Le voyage, expression physique de l’autorité sur le territoire :

les visites pastorales de l’archevêque de Bourges Simon de Beaulieu (1284-1292)

Au Moyen Âge et jusqu’à la fin de l’Ancien Régime, les diocèses qui intéressent les territoires qui ont formé jusqu’en 2016 « l’ex-région Auvergne » relèvent de la province ecclésiastique de Bourges, alors qu’au nord, quelques petites portions concernées des diocèses d’Autun et de Nevers dépendent respectivement des métropoles de Lyon et de Sens.

Dans la seconde moitié du XIIIe siècle, l’archevêque de Bourges étend son pouvoir de juridiction sur une province de sept diocèses, couvrant plus de 83.000 km² : Bourges, Clermont, Rodez, Albi, Cahors, Limoges, Mende ; le diocèse du Puy jouissait, lui, de l’exemption. Avec le titre de primat d’Aquitaine, le prélat berruyer exerce aussi - malgré les vigoureuses contestations de l’intéressé - des droits supérieurs sur la province de son collègue de Bordeaux, lui-même en responsabilité métropolitaine sur six diocèses. Quant à la province d’Auch, elle s’est dégagée de la tutelle du primat berruyer dès avant le milieu du XIIIe siècle.

C’est dire que l’archevêque-primat de Bourges est un grand prince de l’Église. Le siège est occupé de 1281 à 1297 par Simon de Beaulieu. Né au début du XIIIe siècle, originaire d’une famille seigneuriale de la Brie, moine cistercien, il est maître en théologie à Paris et peut-être docteur en droit canon. Sa nomination comme archevêque de Bourges en 1281 est due à la recommandation de Charles d’Anjou, roi de Sicile et oncle du capétien Philippe III le Hardi et - son prédécesseur sur le siège berruyer, Jean de Sully, ayant résigné sa charge entre les mains du souverain pontife - à la décision du pape Martin IV (Simon de Brion, un compatriote originaire, lui aussi, de la Brie).

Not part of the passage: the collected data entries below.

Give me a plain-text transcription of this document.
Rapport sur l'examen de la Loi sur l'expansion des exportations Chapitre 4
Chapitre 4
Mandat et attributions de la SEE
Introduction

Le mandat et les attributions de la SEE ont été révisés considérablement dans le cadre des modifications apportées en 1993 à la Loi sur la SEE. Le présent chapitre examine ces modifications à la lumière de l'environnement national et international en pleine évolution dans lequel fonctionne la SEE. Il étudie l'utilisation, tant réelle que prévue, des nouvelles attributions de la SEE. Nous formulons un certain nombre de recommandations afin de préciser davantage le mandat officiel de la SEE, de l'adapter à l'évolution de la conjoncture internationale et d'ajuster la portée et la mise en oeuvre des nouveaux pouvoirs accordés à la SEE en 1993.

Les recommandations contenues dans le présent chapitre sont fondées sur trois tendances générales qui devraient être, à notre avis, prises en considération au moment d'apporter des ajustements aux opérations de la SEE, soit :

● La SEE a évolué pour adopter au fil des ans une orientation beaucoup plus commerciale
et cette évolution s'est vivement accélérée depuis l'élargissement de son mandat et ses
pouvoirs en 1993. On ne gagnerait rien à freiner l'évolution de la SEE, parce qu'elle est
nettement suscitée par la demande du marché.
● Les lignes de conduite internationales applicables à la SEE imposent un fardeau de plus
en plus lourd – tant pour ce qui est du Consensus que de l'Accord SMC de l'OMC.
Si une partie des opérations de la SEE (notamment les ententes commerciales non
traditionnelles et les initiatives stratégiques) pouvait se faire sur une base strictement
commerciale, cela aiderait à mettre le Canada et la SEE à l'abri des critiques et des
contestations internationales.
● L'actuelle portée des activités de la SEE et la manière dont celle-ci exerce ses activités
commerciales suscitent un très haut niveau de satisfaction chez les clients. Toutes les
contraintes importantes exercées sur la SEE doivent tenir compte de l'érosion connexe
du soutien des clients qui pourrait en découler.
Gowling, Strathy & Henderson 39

Simon fut fait cardinal-évêque de Palestrina en septembre 1294 par Célestin V. Il mourut à Orvieto le 18 août 1297 et y fut inhumé au couvent des Franciscains.

À l’instar de son collègue de Rouen, le franciscain Eudes Rigaud (lui aussi briard), archevêque de 1247 à 1275, Simon de Beaulieu participe d’un mouvement de réhabilitation du pouvoir métropolitain, naguère affaibli, au temps de la « réforme grégorienne », au profit du magistère pontifical. Tandis que l’archevêque de Reims Henri de Braine (1227-1240) avait fait placer aux fenêtres hautes du chœur de sa nouvelle cathédrale une représentation de sa personne, de l’Église rémoise et du collège épiscopal de sa province, mise en correspondance avec la figuration, au registre immédiatement supérieur, du Christ, de la Vierge et du collège apostolique, Eudes puis Simon, tout en manifestant une parfaite soumission à l’autorité supérieure de Rome, réaffirment leurs responsabilités provinciales - et, en ce qui concerne Simon, primatiale - en parcourant avec zèle les territoires à eux confiés pour y tenir des synodes (Simon en a tenu au mois quatre dans sa province, un dès le printemps 1282, un autre à Aurillac en 1284, le troisième à Bourges en 1286 et le dernier à Saint-Léonard-de-Noblat en 1290) et y multiplier les visites pastorales.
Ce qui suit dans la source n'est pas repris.